04.01.13

Europaliga

Alba Berlin bleibt gegen Favorit Moskau ohne Chance

Die Überraschung ist ausgeblieben: Alba Berlin hat in der Euroleague gegen den russischen Serienmeister ZSKA Moskau deutlich mit 57:75 verloren.

05.01.13 1:34 min.
Die Serie der Niederlagen in der Basketball EuroLeague setzt sich für Alba Berlin fort. Trotz einiger guter Momente verloren die Berliner vor heimischem Publikum gegen ZSKA Moskau mit 57:75.

Beim Abklatschen mit den Fans machten die Basketballprofis von Alba Berlin ein ernstes Gesicht. Zwar war gegen den haushohen Favoriten ZSKA Moskau kaum ein Sieg zu erwarten gewesen, aber die Berliner wussten, dass sie am Freitagabend nur phasenweise eine befriedigende Leistung gezeigt hatten.

Am Ende stand in der O2 World ein 57:75 (28:40) gegen die Russen. Für Alba war es in der Europaliga die zweite Niederlage im zweiten Spiel des Top 16. In der Bundesliga und in Europa sind die Berliner jetzt seit fünf Partien ohne Erfolgserlebnis.

"Gegen ZSKA muss man 40 Minuten lang konzentriert sein, sonst hat man keine Chance", meinte Nihad Djedovic, der nach seiner Achillessehnenverletzung wieder dabei war. "Um gegen die zu gewinnen, braucht man ein perfektes Spiel", ergänzte Center Albert Miralles. Davon war Alba weit entfernt.

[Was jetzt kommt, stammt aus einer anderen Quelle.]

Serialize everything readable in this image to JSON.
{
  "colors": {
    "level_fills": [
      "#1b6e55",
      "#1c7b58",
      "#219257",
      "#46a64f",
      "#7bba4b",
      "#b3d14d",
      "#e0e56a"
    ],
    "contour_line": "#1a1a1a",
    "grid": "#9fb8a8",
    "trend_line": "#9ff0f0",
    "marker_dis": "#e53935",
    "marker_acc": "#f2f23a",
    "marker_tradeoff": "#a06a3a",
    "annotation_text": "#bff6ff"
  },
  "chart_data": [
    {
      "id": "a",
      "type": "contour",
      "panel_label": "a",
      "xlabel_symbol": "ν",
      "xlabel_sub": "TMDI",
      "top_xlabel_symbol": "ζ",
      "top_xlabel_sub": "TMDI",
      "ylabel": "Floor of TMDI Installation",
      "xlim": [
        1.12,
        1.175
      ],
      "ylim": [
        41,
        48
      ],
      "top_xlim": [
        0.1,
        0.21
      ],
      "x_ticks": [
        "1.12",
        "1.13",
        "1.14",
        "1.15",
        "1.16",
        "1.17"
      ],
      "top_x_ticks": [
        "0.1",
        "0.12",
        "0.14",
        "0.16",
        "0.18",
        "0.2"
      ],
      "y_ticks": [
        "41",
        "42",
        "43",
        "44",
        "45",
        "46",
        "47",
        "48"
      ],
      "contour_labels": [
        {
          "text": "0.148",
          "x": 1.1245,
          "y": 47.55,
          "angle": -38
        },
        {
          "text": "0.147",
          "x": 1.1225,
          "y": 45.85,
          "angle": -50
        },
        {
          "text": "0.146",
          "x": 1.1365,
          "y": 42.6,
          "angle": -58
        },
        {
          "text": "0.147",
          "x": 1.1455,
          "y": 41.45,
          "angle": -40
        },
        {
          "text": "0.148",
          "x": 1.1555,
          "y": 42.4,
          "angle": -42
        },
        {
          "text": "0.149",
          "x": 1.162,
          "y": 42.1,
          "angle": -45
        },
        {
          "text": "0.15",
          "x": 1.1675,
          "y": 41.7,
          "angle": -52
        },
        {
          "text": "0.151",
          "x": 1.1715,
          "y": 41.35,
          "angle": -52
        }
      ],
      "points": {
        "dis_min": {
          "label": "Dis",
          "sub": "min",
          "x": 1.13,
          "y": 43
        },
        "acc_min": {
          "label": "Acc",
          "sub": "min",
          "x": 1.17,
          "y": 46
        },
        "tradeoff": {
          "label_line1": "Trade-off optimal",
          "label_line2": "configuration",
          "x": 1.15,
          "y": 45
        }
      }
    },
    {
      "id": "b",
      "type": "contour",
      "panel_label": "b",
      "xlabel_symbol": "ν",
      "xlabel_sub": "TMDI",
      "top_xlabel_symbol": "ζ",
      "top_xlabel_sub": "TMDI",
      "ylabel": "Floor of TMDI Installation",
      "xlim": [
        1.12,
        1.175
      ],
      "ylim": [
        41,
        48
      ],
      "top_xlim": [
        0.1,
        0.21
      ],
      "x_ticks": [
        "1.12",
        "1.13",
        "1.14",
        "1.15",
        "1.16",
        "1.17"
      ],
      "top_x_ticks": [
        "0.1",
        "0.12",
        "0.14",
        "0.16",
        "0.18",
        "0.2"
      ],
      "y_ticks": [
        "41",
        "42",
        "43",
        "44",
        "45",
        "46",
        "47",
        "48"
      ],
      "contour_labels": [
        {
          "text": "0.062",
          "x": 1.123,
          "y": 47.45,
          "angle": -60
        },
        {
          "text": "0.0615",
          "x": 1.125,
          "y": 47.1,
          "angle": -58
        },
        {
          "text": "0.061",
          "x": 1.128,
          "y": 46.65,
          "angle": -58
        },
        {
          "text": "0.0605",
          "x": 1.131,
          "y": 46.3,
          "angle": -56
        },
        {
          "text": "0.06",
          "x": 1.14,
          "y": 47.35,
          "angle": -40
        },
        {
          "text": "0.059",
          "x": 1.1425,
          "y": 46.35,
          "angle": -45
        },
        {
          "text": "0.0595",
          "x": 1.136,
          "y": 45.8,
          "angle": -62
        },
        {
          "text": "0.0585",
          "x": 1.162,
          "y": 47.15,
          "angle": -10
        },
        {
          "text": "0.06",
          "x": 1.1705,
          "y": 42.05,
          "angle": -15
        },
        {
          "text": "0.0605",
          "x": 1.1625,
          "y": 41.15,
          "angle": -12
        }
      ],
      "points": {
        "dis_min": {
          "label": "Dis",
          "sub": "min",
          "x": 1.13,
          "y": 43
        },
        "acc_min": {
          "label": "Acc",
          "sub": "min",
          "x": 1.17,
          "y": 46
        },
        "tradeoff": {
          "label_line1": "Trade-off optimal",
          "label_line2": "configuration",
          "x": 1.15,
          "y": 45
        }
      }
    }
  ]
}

Zwischen beiden Mannschaften liegt eine Klasse

Man kann den Berlinern großen Kampfgeist nicht absprechen, aber den 9167 Zuschauern blieb nicht verborgen, dass zwischen Alba und ZSKA eben eine Klasse liegt. Das russische Team, Etat 44 Millionen Euro, im klubeigenen Jet angereist, ist gespickt mit Spitzenspielern. Da konnte es ZSKA auch verkraften, dass der etatmäßige Topscorer, der US-Amerikaner Sonny Weems (im Schnitt 17 Punkte), wegen einer Knöchelverletzung fehlte.

Nach fünfeinhalb Minuten lag Alba letztmals in Führung (11:10), danach bauten die Russen ihren Vorsprung kontinuierlich aus. Sicherlich war es schwer gegen die Russen, die in Milos Teodosic ihren besten Werfer hatten (17 Punkte).

In der Defensive stemmte sich Alba zumeist engagiert gegen die Übermacht. Aber ein wenig mehr Durchdachtes hätte man sich vom Berliner Team in der Offensive vor der Pause schon gewünscht. Weder Albas bester Werfer DaShaun Wood (14 Punkten) noch Heiko Schaffartzik oder Je'Kel Foster hatten die Fäden wirklich in der Hand.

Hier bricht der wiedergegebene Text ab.